12 Simple Exercise Demonstrations
When it comes to learning how to incorporate an exercise program into your life, simplicity can be your friend.
Given how many different programs there are to choose from, it can probably be a little intimidating for someone new to fitness.
So today, I’ve decided to take some easy and simple movements and share video demonstrations to help you to become familiar with form and technique.
This way, once you do find – or create your own routine, you’ll at least have learned the basics.
12 Simple Exercise Demonstrations
Here are some exercises/videos to help get you started on strength training.
1 – Squats
Squats are one of the best, and most functional exercises you can do.
They not only work the entire lower body, but since they mimic the act of getting up from a chair, this is one of those “use it or lose it” type of things.
I can’t begin to tell you how often I have witnessed people having difficulty trying to get up from a seated position, and since this is something you will do for the rest of your life, why not make sure you’re doing it regularly, and with the appropriate amount of strength to do so without struggle?
Here’s an excellent demonstration of how to do the squat exercise. You’l also get to see demos of a couple of other useful exercises as well.
2 – Lunge
The lunge is a popular way to work the lower body. It’s a challenging exercise, and needs to be done with mindfulness and proper form.
This video demonstration shows you how to do a stationary (she calls it stable) lunge and includes both forward and backward lunges as well.
3 – Lateral Reaching Lunge
The lateral reaching lunge is an effective way to work your entire lower body, and it targets your inner-thighs as well.
You’ll reap the benefits of a well-rounded method of working the lower body as opposed to sitting in one of those thigh isolation machines (which is not a viable option for non gym-goers anyway).
Check out this video demo given by JC Santana – one of the most well-respected pioneers of the fitness industry – and the man who brought functional training to the mainstream.
5 – Front /Lateral Shoulder Raise
The demonstrations in this video highlights how to do both a front and lateral raise, which are excellent ways to strengthen the shoulders.
6 – Shoulder (Overhead/Military) Press
This is a safe video demonstration for doing a shoulder press. He explains why it’s best to make sure your arms aren’t way out to the sides to help avoid additional stress of the shoulder joints.

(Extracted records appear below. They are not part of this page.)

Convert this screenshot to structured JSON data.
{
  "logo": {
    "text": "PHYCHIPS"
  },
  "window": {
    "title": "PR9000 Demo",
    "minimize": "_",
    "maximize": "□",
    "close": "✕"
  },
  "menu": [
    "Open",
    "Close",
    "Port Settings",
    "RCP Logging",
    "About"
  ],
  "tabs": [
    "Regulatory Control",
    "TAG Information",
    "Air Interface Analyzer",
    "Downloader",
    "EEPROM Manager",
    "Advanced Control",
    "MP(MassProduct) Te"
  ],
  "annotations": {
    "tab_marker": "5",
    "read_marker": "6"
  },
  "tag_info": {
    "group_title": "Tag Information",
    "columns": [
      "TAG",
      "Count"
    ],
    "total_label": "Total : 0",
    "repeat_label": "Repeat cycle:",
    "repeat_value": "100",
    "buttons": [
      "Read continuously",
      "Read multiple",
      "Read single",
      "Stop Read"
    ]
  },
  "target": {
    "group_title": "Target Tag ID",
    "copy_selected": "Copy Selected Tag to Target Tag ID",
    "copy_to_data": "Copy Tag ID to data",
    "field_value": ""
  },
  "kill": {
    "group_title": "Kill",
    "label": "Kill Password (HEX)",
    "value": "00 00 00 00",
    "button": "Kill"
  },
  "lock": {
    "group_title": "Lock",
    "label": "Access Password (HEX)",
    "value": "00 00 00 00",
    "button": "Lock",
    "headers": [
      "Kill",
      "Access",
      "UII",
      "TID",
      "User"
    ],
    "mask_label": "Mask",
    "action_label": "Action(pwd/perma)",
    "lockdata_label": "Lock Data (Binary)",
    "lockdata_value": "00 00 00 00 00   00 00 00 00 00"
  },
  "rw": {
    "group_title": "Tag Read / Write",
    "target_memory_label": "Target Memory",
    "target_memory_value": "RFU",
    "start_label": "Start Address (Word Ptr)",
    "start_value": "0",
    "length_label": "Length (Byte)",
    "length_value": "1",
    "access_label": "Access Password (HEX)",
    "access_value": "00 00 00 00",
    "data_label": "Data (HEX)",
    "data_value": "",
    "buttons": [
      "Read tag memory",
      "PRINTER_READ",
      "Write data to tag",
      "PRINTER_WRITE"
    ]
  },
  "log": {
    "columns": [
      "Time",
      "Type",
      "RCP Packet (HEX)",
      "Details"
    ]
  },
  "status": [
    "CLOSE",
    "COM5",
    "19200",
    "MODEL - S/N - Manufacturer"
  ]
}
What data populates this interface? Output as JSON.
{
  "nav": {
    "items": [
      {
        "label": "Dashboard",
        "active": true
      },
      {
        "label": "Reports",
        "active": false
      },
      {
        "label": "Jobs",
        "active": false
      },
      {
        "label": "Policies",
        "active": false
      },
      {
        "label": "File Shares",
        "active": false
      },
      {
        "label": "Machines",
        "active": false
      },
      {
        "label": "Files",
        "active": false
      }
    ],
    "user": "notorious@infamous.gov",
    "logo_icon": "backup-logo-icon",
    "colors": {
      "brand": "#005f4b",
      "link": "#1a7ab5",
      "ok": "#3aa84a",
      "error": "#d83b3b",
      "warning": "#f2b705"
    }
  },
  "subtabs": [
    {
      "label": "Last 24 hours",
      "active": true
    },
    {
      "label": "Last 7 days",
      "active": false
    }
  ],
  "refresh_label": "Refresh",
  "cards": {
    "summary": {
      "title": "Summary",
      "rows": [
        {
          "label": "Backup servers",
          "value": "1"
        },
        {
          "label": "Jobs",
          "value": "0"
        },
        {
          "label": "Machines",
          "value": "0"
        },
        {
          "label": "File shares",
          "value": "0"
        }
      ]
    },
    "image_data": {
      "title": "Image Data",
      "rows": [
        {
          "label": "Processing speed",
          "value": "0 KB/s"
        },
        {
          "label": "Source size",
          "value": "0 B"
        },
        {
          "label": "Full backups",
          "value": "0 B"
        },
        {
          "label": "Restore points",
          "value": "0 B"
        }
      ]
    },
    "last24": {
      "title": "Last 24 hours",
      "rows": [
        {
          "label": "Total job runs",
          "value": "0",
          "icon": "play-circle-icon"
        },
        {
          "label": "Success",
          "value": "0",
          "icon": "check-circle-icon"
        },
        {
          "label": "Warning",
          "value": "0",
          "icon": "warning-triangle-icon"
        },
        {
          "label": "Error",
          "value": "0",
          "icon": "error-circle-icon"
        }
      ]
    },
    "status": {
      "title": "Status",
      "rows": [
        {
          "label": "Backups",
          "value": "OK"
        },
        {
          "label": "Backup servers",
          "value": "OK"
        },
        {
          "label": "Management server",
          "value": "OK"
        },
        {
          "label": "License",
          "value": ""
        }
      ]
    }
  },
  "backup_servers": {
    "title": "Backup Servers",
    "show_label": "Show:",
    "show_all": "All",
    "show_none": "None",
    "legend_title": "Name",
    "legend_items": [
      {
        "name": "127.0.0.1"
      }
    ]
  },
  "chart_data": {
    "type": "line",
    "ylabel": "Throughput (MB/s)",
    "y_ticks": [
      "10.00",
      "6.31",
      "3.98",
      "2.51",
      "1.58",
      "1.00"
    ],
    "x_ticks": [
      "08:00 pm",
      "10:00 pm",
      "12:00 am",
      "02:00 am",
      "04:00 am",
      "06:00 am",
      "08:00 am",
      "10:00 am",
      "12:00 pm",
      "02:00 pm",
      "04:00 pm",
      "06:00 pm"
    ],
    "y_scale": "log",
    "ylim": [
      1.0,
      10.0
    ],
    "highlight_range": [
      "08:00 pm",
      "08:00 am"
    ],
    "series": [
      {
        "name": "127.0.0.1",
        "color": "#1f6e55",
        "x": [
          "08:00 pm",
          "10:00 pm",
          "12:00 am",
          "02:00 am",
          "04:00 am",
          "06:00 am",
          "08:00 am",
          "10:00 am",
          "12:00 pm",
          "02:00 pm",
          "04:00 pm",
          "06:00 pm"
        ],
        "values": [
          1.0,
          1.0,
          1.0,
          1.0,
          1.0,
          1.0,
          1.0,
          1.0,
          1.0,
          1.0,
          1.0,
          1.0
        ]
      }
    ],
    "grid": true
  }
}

The well-qualified trainer in this video is Rick Kaselj from Exercises For Injuries. Given the nature of his work, you can understand why I am enthusiastic about sharing his information.
7 – Bicep Curls
Now while everyone might be familiar with bicep curls, did you know there were several ways to do them?
I’m going to share a few different methods of doing bicep curls with you so you have the option to mix things up a bit.
7a – Concentration Curls
Another variation of the bicep curl in a seated position.
7b – Reverse Bicep Curls
You can use dumbbells to do this if you want. It’s just another way to work the muscle group.
8 – Triceps
This video demonstrates how to do the seated overhead tricep extension.
Make sure that when you do any of these exercises you are not locking your joints.
In the tricep kickback video featured after this one, you’ll notice that she straightens her arm without locking her elbow – which is a very important thing to do to avoid injury.
8 a – Tricep Kickbacks
Although she is using a bench, you can use a chair or do this in a standing position.
In this video, she starts with a modified version followed by a full push-up.
9 – Rows
Rows are excellent for strengthening the back, posterior deltoids and biceps.
I consider them to be one of the most basic exercises that deserve to be included in any fitness program – as they are excellent for strength, but will also provide size and tone.
10 – Reverse Fly
This is another way to work the back.
You can alternate this with rows to get a well-rounded routine.
11 – Chest Press
Yet another staple in a fitness program, the chest press works the entire chest, anterior delts and triceps.
This demo offers a basic dumbbell chest press. Listen to what he says in the last half of the video in regard to the return position and the possibility of shoulder injury – as this is very important information.
12 – Chest Fly
Another effective way of strengthening the chest muscles along with the anterior delts.
While the triceps come into play during the chest press, they don’t actually get involved in the chest fly and instead, the short head of the bicep does.
This is why it’s cool to mix things up a bit. You can still work a major muscle group while utilizing a wide variety of other muscles…which is a great way to build overall strength.
These Exercises Are Simple
The truth is, there are various ways to incorporate all of these exercises into your program, however, the idea behind this particular post was to keep things simple.
Just make sure that you listen to your body and respect any pain or discomfort outside of the normal muscle fatigue/ soreness you may experience.
Once you become well acquainted with these exercises, you can then go ahead and explore additional options to add to your routine.
What are some of your favorite simple exercises?